Let $F$ be a convex bounded polytope in $\mathbb{R}^N$. Let $S$ be a linear subspace of $\mathbb{R}^N$ defined as $S=\{x \in \mathbb{R}^N: Ax = \vec{0}\}$, where $A$ is an $m \times N$ matrix, $0 \leq m \leq N$. For $m >0,$ all $m$ of the rows of $A$ are linearly independent.
Let $F_S = F \cap S$. We use $X(\mathcal{P})$ to denote the set of extreme points of any bounded polytope $\mathcal{P} \subset \mathbb{R}^N$. It is given that some of the extreme points of $F$ are in $S$, i.e. $X^* \equiv X(F) \cap S=X(F) \cap X(F_S) \neq \emptyset$. Define $aff(X^*)=$ the affine hull of $X^{*}$. I want to show that, either all of the extreme points of $F_S$ are extreme points of $F$, i.e. $X(F_S) \subseteq X(F)$, or $aff(X^*)$ forms a proper affine subspace of $S$.
My approach: Suppose not. Suppose there is an extreme point of $F_S$ which is not an extreme point of $F$ - let us call this point $x^{*}_r$ - but $aff(X^*)=S$. Therefore $x^{*}_r$ is a linear combination but not a convex combination of points in $X^*$. $x^{*}_r$ is not an extreme point of $F$, therefore it is a convex combination of extreme points of $F$ not in $S$.
Clearly, for $m \in \{0,N-1,N\}$, the claim holds.
Edit1:
Let $N-m=k$, i.e. $dim(S)=k$. We consider two cases below, in each of which we assume $aff(X^*)=S$, as stated above, and attempt to show that in that case $F \cap S$ cannot have any extreme point which is not an extreme point of $F$.
Case I. $Co(X^{*})\subseteq bd(F)$
This is the case where $F$ "rests on" $S$.
This is a special case I consider, where all the extreme points of $F$ which are in $S$, are part of the same $k$-face of $F$, call it $K$. By assumption, $aff(X^*)=S$. Therefore, in this case it is clear that $F \cap S = K$. But $K$ is, by definition, the convex hull of the extreme points of $K$, which are also extreme points of $F$. Therefore, $F \cap S$ cannot have any extreme points which are not extreme points of $F$.
Case II: $Co(X^{*})\nsubseteq bd(F)$
This is the case where $S$ "cuts through" $F$.

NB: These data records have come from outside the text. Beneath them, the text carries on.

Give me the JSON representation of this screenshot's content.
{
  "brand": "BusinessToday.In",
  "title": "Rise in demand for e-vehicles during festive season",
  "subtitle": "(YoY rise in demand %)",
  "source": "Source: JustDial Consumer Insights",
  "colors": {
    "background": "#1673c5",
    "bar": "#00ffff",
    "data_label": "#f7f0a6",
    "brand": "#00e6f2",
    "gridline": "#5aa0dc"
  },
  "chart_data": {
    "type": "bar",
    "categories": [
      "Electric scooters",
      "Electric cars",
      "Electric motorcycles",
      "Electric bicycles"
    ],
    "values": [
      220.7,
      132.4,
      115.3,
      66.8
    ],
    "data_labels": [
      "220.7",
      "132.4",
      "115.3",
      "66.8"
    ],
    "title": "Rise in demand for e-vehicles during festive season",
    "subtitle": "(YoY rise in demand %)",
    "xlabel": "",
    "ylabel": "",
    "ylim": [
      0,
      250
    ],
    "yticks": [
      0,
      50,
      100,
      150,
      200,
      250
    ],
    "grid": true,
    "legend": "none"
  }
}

Define $S^{+}=\{x \in \mathbb{R}^N: Ax \geq \vec{0}\}$ and $S^{-}=\{x \in \mathbb{R}^N: Ax \leq \vec{0}\}$, replacing rows of $A$ with their negatives if necessary, to ensure $F^{+} \equiv F \cap S^{+} \neq \emptyset$ and $F^{+} \neq F$. Clearly, if such a redefinition of $A$ is not possible, it means $F \subseteq S^{+}$ or $F \subseteq S^{-}$ and original question already said $F \cap S \neq \emptyset$, $\therefore F \cap S$ is on the boundary of $F$ and we are back to Case I. Therefore WLOG, for Case II, we assume such a redefinition of $A$ is possible.
Clearly, $F \cap S = F^{+} \cap S=K^{+}$, a $k$-face of $F^{+}$. Clearly $X^{*} \subseteq K^{+}$, and $K^{+} \subset aff(X^{*})$.

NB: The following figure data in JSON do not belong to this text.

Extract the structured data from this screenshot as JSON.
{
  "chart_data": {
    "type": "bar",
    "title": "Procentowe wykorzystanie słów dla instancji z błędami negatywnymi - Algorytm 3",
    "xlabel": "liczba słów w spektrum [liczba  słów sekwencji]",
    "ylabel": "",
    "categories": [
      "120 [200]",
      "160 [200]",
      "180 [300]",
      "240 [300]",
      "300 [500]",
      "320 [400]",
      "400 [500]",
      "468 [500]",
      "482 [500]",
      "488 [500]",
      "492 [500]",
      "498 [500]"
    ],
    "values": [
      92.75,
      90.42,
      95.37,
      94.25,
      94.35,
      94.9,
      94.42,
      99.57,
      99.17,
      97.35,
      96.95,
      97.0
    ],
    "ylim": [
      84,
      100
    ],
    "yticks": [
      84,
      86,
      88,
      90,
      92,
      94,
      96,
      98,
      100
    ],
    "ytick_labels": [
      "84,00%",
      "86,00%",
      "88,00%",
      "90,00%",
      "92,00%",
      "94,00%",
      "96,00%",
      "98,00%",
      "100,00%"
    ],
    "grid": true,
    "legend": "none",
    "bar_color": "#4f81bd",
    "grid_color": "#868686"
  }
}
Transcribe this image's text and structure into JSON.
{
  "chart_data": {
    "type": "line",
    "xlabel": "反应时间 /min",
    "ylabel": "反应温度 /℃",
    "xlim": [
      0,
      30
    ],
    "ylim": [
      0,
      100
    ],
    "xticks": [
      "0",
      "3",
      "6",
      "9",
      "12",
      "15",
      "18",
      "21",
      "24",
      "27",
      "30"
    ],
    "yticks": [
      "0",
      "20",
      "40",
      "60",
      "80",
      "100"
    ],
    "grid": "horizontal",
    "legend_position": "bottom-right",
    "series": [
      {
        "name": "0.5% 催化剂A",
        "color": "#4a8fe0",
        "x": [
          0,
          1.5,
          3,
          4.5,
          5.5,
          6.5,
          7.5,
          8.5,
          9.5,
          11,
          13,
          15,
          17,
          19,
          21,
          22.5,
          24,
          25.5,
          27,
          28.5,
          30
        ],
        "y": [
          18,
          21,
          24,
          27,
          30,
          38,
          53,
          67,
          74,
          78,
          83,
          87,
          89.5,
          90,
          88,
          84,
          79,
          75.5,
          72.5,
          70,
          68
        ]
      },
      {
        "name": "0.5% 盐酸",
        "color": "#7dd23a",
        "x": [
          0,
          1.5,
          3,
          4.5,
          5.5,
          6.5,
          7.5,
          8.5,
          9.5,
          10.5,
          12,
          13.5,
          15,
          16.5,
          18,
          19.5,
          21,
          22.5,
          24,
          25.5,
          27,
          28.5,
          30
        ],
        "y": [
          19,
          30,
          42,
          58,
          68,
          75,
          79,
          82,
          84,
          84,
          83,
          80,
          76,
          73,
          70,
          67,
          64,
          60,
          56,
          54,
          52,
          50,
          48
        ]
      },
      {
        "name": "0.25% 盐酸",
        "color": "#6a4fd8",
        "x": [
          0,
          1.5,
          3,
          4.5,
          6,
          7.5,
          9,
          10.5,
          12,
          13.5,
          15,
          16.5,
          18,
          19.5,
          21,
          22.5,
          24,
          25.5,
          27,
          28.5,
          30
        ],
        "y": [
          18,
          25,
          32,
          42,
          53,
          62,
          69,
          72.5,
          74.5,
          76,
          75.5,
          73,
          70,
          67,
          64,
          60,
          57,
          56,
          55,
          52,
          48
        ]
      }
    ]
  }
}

Obviously, what I now need to show is that $K^{+}$ cannot have any extreme point which was not an extreme point of the original polytope $F$.
After that I'm not able to proceed. Any help is most appreciated. Thanks in advance.
Edit 2: In an earlier version of the question I mistakenly referred to $aff(X^*)$ as the span of $X^*$. Thank you user diracdeltafunk for pointing this out subsequently. diracdeltafunk's answer to this question is based on that earlier (incorrect) version of the question.
Edit 3: I am not very conversant with projections, but this answer makes me think maybe we can try using projections? Maybe try proving something like $X(F_S) \subseteq X(F) \Leftrightarrow X(P(F_S)) \subseteq X(P(F))$ for all projections $P:\mathbb{R}^N \rightarrow \mathbb{R}^{(N-1)}$, then use this iteratively (for smaller and smaller values of $N$) and finally use the fact that the claim is always true if $S$ is a line - to complete the proof?